Acute Spinal Cord Injury:
Acute spinal cord injury from trauma, intervertebral disc herniation, or fibrocartilaginous embolization resulting in paraplegia must be treated aggressively in dogs to ensure the best chance for recovery. Polyethylene glycol (PEG) 30% solution may be given IV at 2.2 mL/kg, then repeated in 24 hours. PEG is a newer treatment that appears promising. If the injury occurred more than 72 hours before treatment, the benefit of PEG is questionable. For maximal benefit, decompressive spinal surgery should be performed as soon as possible, usually within 24 hours, when indicated.
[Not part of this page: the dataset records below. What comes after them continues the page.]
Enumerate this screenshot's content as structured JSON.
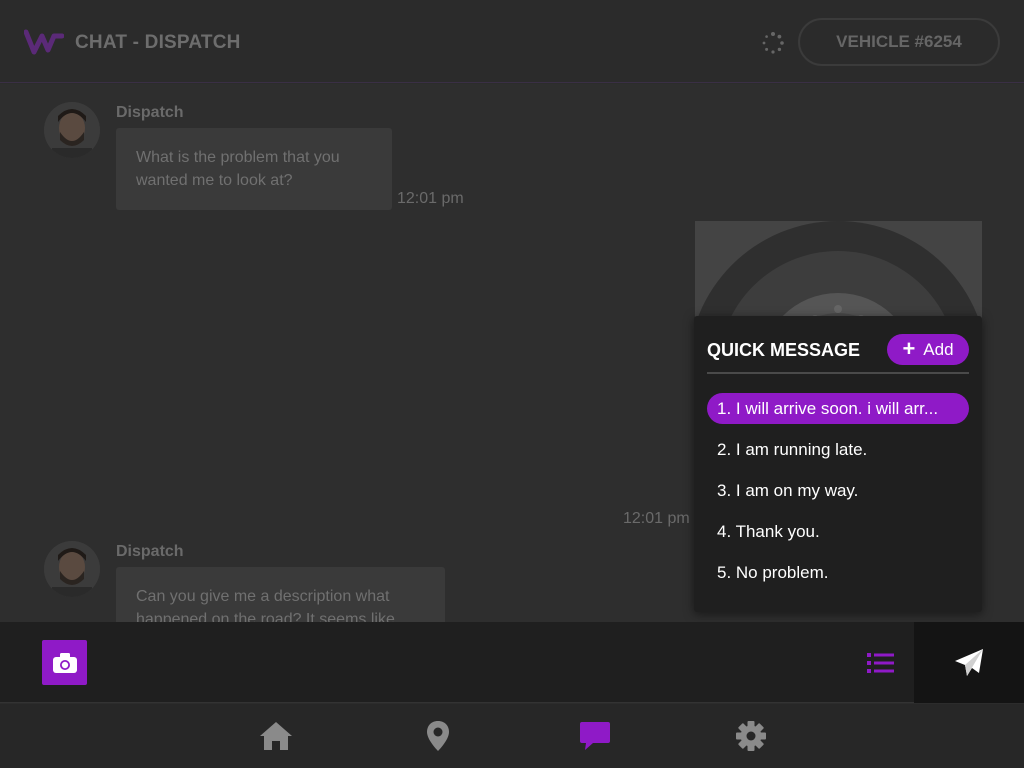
{
  "header": {
    "title": "CHAT - DISPATCH",
    "vehicle": "VEHICLE #6254",
    "logo_icon": "brand-logo-icon",
    "status_icon": "loading-spinner-icon"
  },
  "messages": [
    {
      "sender": "Dispatch",
      "text": "What is the problem that you wanted me to look at?",
      "time": "12:01 pm"
    },
    {
      "type": "photo",
      "description_icon": "tire-photo",
      "time": "12:01 pm"
    },
    {
      "sender": "Dispatch",
      "text": "Can you give me a description what happened on the road? It seems like"
    }
  ],
  "quick_message": {
    "title": "QUICK MESSAGE",
    "add_label": "Add",
    "items": [
      "1. I will arrive soon. i will arr...",
      "2. I am running late.",
      "3. I am on my way.",
      "4. Thank you.",
      "5. No problem."
    ],
    "selected_index": 0
  },
  "composer": {
    "camera_icon": "camera-icon",
    "list_icon": "list-icon",
    "send_icon": "send-icon"
  },
  "nav": {
    "items": [
      "home-icon",
      "location-pin-icon",
      "chat-icon",
      "settings-icon"
    ],
    "active": "chat-icon"
  },
  "colors": {
    "accent": "#8f1ac7",
    "background": "#2e2e2e",
    "panel": "#1f1f1f",
    "nav_inactive": "#8a8a8a"
  }
}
For control of CNS inflammation in dogs and cats unassociated with a virus or other agent, prednisone at 2 mg/kg every 24 hours may be given PO. For prevention of steroid-induced GI ulcers, oral famotidine at 0.5–1 mg/kg, every 12–24 hours; cimetidine at 5–10 mg/kg, every 12 hours; or misoprostol at 3 mcg/kg, every 12 hours, may be administered. If GI ulcers develop and melena is detected, sucralfate (500 mg for cats and dogs < 20 kg; 1 g for dogs > 20 kg), PO, every 6–8 hours, is given 2 hours apart from other drugs. NSAIDs should never be given in conjunction with steroids, because GI ulceration is common. The dosages of all steroids given should be slowly tapered; abrupt withdrawal should be avoided. Prednisone can be used as longterm maintenance therapy on alternate days to avoid complete suppression of adrenal function. Other chemotherapeutics used for inflammatory CNS disease such as MUE are cytarabine (50 mg/m2, SC, every 12 hours for 2 days, then repeated at 3- to 4-week intervals), mycophenolate (10 mg/kg, PO, every 12 hours), and cyclosporine (5 mg/kg, PO, every 12 hours).
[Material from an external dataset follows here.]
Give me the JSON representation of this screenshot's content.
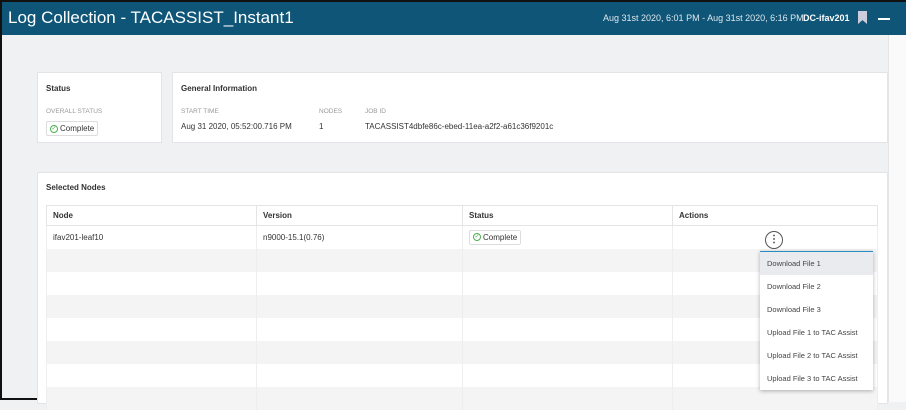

After cranial surgery and in animals with brain tumors or head injuries that cause a declining neurologic status, 20% mannitol, 0.5–1 g/kg, may be given slowly IV. Mannitol is not given in spinal cord injuries. Use of methylprednisolone sodium succinate as described above for acute spinal cord injury is no longer recommended for head injuries in people, and its use in the veterinary field is declining. For palliative treatment of brain tumors, oral prednisone may be used.
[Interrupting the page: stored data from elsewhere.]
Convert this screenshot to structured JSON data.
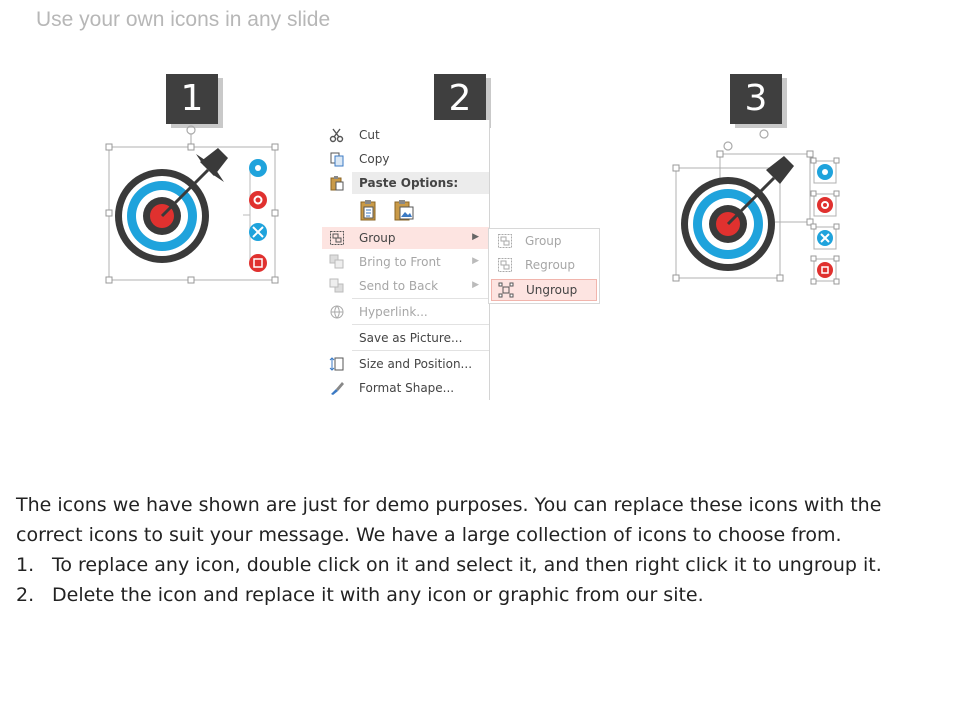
{
  "slide": {
    "title": "Use your own icons in any slide"
  },
  "steps": [
    "1",
    "2",
    "3"
  ],
  "context_menu": {
    "cut": "Cut",
    "copy": "Copy",
    "paste_options": "Paste Options:",
    "group": "Group",
    "bring_to_front": "Bring to Front",
    "send_to_back": "Send to Back",
    "hyperlink": "Hyperlink...",
    "save_as_picture": "Save as Picture...",
    "size_and_position": "Size and Position...",
    "format_shape": "Format Shape..."
  },
  "submenu": {
    "group": "Group",
    "regroup": "Regroup",
    "ungroup": "Ungroup"
  },
  "description": {
    "intro": "The icons we have shown are just for demo purposes. You can replace these icons with the correct icons to suit your message. We have a large collection of icons to choose from.",
    "steps": [
      {
        "num": "1.",
        "text": "To replace any icon, double click on it and select it, and then right click it to ungroup it."
      },
      {
        "num": "2.",
        "text": "Delete the icon and replace it with any icon or graphic from our site."
      }
    ]
  },
  "colors": {
    "ring_dark": "#3a3a3a",
    "ring_blue": "#1fa3dc",
    "bullseye_red": "#e0312f",
    "badge": "#3f3f3f",
    "highlight": "#fde4e1"
  },
  "icons": [
    "settings-icon",
    "gear-icon",
    "tools-icon",
    "clipboard-icon"
  ]
}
Methocarbamol at 15–20 mg/kg, PO, every 6–8 hours, relieves muscle spasms from intervertebral disc protrusion and other sources of nerve root irritation.
Refer to discussions of specific infections for antimicrobial therapy recommendations.
Animals with paraplegia and quadriplegia need intensive nursing care. The animal should be maintained on padding and turned every 4–6 hr to avoid decubital ulcers. The bladder must be expressed or catheterized every 6–8 hr. In paraplegic animals, diazepam may be given to facilitate relaxation of the urinary sphincter, making manual expression of the bladder easier. Urine must be monitored for evidence of cystitis. The skin must be kept clean and free of urine and feces to prevent dermatitis. Quadriplegic animals may need to be hand fed nutritious food and given plenty of water. Manual extension and flexion of joints and muscle massage will help delay contractures and muscle atrophy in paralyzed limbs.